Now, she couldn't leave Daenerys Targaryen if she'd wanted to.


"Your Grace," said Doreah.

It was Jorah who had started addressing Daenerys in the manner of Westerosi royalty. Doreah liked it less that khaleesi, it didn't roll off her tongue in the same way, she couldn't breathe it across Daenerys' skin.

"You don't need to, when we're alone, like this-- When we were very small my brother called me Dany."

"Daenerys... Dany..." Doreah whispered


There were no rapes in Daenerys' khalasar.

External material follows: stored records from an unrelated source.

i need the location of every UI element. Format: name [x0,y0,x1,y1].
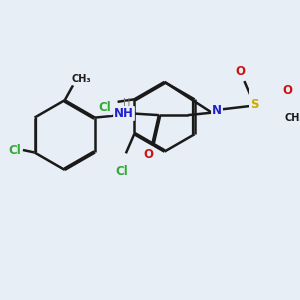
Text: O: O [235,64,245,78]
Text: NH: NH [114,107,134,120]
Text: CH₃: CH₃ [72,74,91,84]
Text: O: O [283,84,292,97]
Text: CH₃: CH₃ [284,113,300,124]
Text: H: H [123,98,130,108]
Text: Cl: Cl [99,101,112,114]
Text: S: S [250,98,259,111]
Text: O: O [143,148,153,161]
Text: Cl: Cl [8,143,21,157]
Text: Cl: Cl [116,165,128,178]
Text: N: N [212,104,222,118]
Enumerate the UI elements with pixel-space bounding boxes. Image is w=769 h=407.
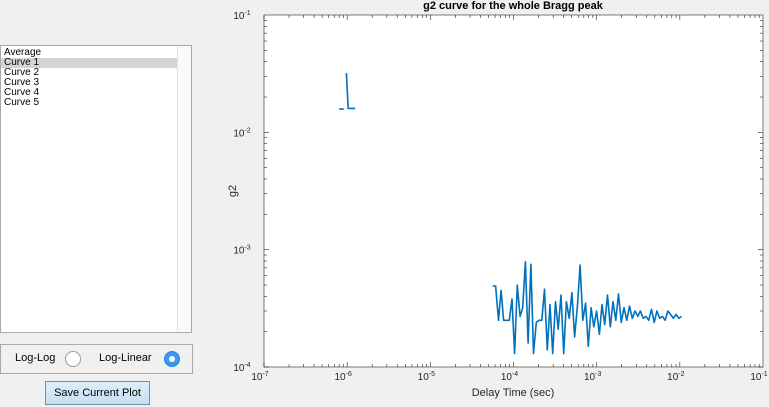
y-tick-label: 10-4 [233, 362, 250, 374]
x-axis-label: Delay Time (sec) [472, 387, 555, 399]
x-tick-label: 10-6 [334, 371, 351, 383]
list-item-average[interactable]: Average [4, 47, 42, 58]
list-item-curve-2[interactable]: Curve 2 [4, 67, 40, 78]
y-tick-label: 10-3 [233, 245, 250, 257]
radio-selected-dot [169, 356, 175, 362]
chart-title: g2 curve for the whole Bragg peak [423, 0, 604, 12]
y-tick-label: 10-2 [233, 127, 250, 139]
y-axis-label: g2 [227, 185, 239, 197]
x-tick-label: 10-2 [667, 371, 684, 383]
x-tick-label: 10-7 [251, 371, 268, 383]
series-line-segment [345, 73, 356, 110]
list-scrollbar[interactable] [177, 46, 191, 332]
x-tick-label: 10-1 [750, 371, 767, 383]
axis-ticks: 10-7 10-6 10-5 10-4 10-3 10-2 10-1 10-4 10-3 10-2… [233, 10, 767, 383]
curve-listbox[interactable]: Average Curve 1 Curve 2 Curve 3 Curve 4 … [0, 45, 192, 333]
save-current-plot-button[interactable]: Save Current Plot [45, 381, 150, 405]
log-log-label: Log-Log [15, 352, 56, 364]
x-tick-label: 10-5 [418, 371, 435, 383]
curve-list-items: Average Curve 1 Curve 2 Curve 3 Curve 4 … [1, 48, 178, 108]
scale-radio-group: Log-Log Log-Linear [0, 344, 193, 374]
series-line-segment [492, 260, 683, 355]
series-layer [339, 73, 683, 355]
x-tick-label: 10-3 [584, 371, 601, 383]
list-item-curve-3[interactable]: Curve 3 [4, 77, 40, 88]
x-tick-label: 10-4 [501, 371, 518, 383]
list-item-curve-5[interactable]: Curve 5 [4, 97, 40, 108]
log-linear-radio[interactable] [164, 351, 180, 367]
list-item-curve-1[interactable]: Curve 1 [1, 58, 178, 68]
log-linear-label: Log-Linear [99, 352, 152, 364]
list-item-curve-4[interactable]: Curve 4 [4, 87, 40, 98]
log-log-radio[interactable] [65, 351, 81, 367]
y-tick-label: 10-1 [233, 10, 250, 22]
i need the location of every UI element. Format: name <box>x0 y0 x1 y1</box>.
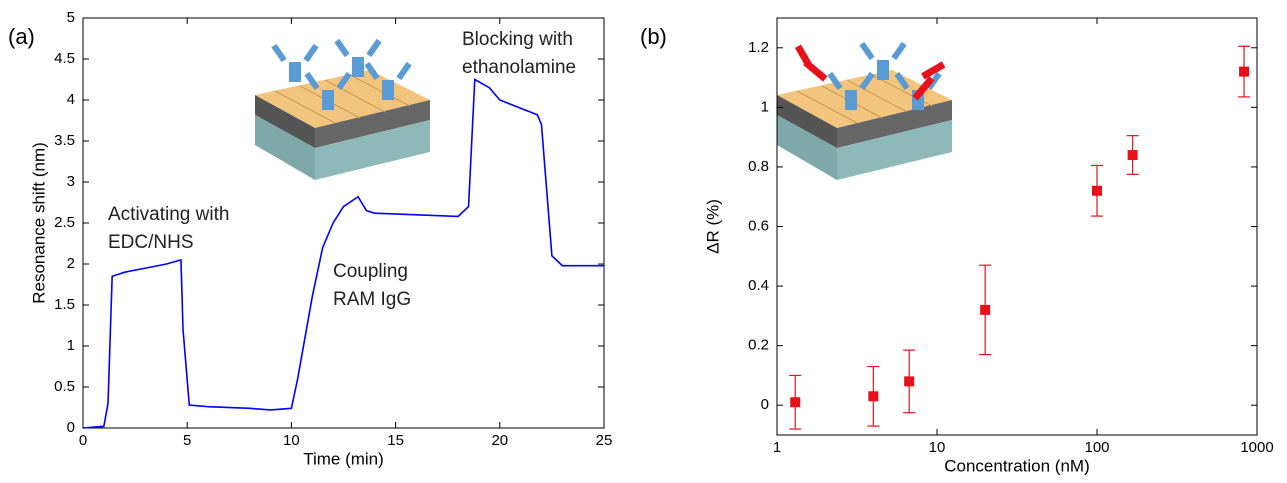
data-point <box>789 374 802 430</box>
x-axis-label: Time (min) <box>303 449 384 468</box>
marker <box>1239 66 1250 77</box>
inset-illustration <box>776 41 953 181</box>
x-tick-label: 20 <box>491 432 508 449</box>
x-tick-label: 100 <box>1084 439 1109 456</box>
y-tick-label: 0.6 <box>748 217 769 234</box>
marker <box>790 397 801 408</box>
data-point <box>1091 164 1103 217</box>
y-tick-label: 0.8 <box>748 158 769 175</box>
x-tick-label: 1000 <box>1240 439 1273 456</box>
annotation: ethanolamine <box>462 57 576 78</box>
annotation: Blocking with <box>462 29 573 50</box>
y-tick-label: 1 <box>67 337 75 354</box>
marker <box>868 391 879 402</box>
x-axis-label: Concentration (nM) <box>944 456 1090 475</box>
x-tick-label: 15 <box>387 432 404 449</box>
annotation: EDC/NHS <box>108 232 194 253</box>
annotation: Activating with <box>108 204 229 225</box>
y-tick-label: 2 <box>67 255 75 272</box>
y-tick-label: 2.5 <box>54 214 75 231</box>
data-point <box>979 264 992 356</box>
marker <box>1127 150 1138 161</box>
panel-label: (b) <box>640 24 667 49</box>
annotation: Coupling <box>333 261 408 282</box>
data-point <box>1238 45 1251 98</box>
x-tick-label: 10 <box>929 439 946 456</box>
x-tick-label: 25 <box>596 432 613 449</box>
inset-illustration <box>254 38 431 181</box>
y-tick-label: 4.5 <box>54 50 75 67</box>
y-axis-label: ΔR (%) <box>703 199 722 254</box>
x-tick-label: 5 <box>183 432 191 449</box>
y-tick-label: 1.5 <box>54 296 75 313</box>
y-tick-label: 0.2 <box>748 337 769 354</box>
y-tick-label: 1 <box>761 98 769 115</box>
y-tick-label: 5 <box>67 9 75 26</box>
data-point <box>903 349 916 414</box>
y-axis-label: Resonance shift (nm) <box>29 142 48 304</box>
y-tick-label: 0.5 <box>54 378 75 395</box>
y-tick-label: 1.2 <box>748 39 769 56</box>
y-tick-label: 0 <box>761 396 769 413</box>
x-tick-label: 0 <box>79 432 87 449</box>
y-tick-label: 3 <box>67 173 75 190</box>
annotation: RAM IgG <box>333 289 411 310</box>
y-tick-label: 4 <box>67 91 75 108</box>
y-tick-label: 3.5 <box>54 132 75 149</box>
x-tick-label: 10 <box>283 432 300 449</box>
data-point <box>867 365 880 427</box>
marker <box>904 376 915 387</box>
x-tick-label: 1 <box>773 439 781 456</box>
y-tick-label: 0.4 <box>748 277 769 294</box>
y-tick-label: 0 <box>67 419 75 436</box>
line-series <box>82 78 604 429</box>
marker <box>980 304 991 315</box>
marker <box>1092 185 1102 196</box>
panel-label: (a) <box>8 24 35 49</box>
data-point <box>1126 135 1139 175</box>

Dothraki tradition said that the khal's will was law, and Daenerys wished for no rapes.

But what struck Doreah as they rode from Slaver's Bay, the khaleesi's new army marching before them, was that none of the men so much as approached her any longer.

"They know that you belong to the khaleesi," Kovarro told her.


The kindest word the Dothraki had for what Doreah was to the khaleesi was plaything, or more crudely fucktoy.


Doreah overheard Daenerys talking with her bloodriders, trying to teach Kovarro and Aggo the correct Westerosi word.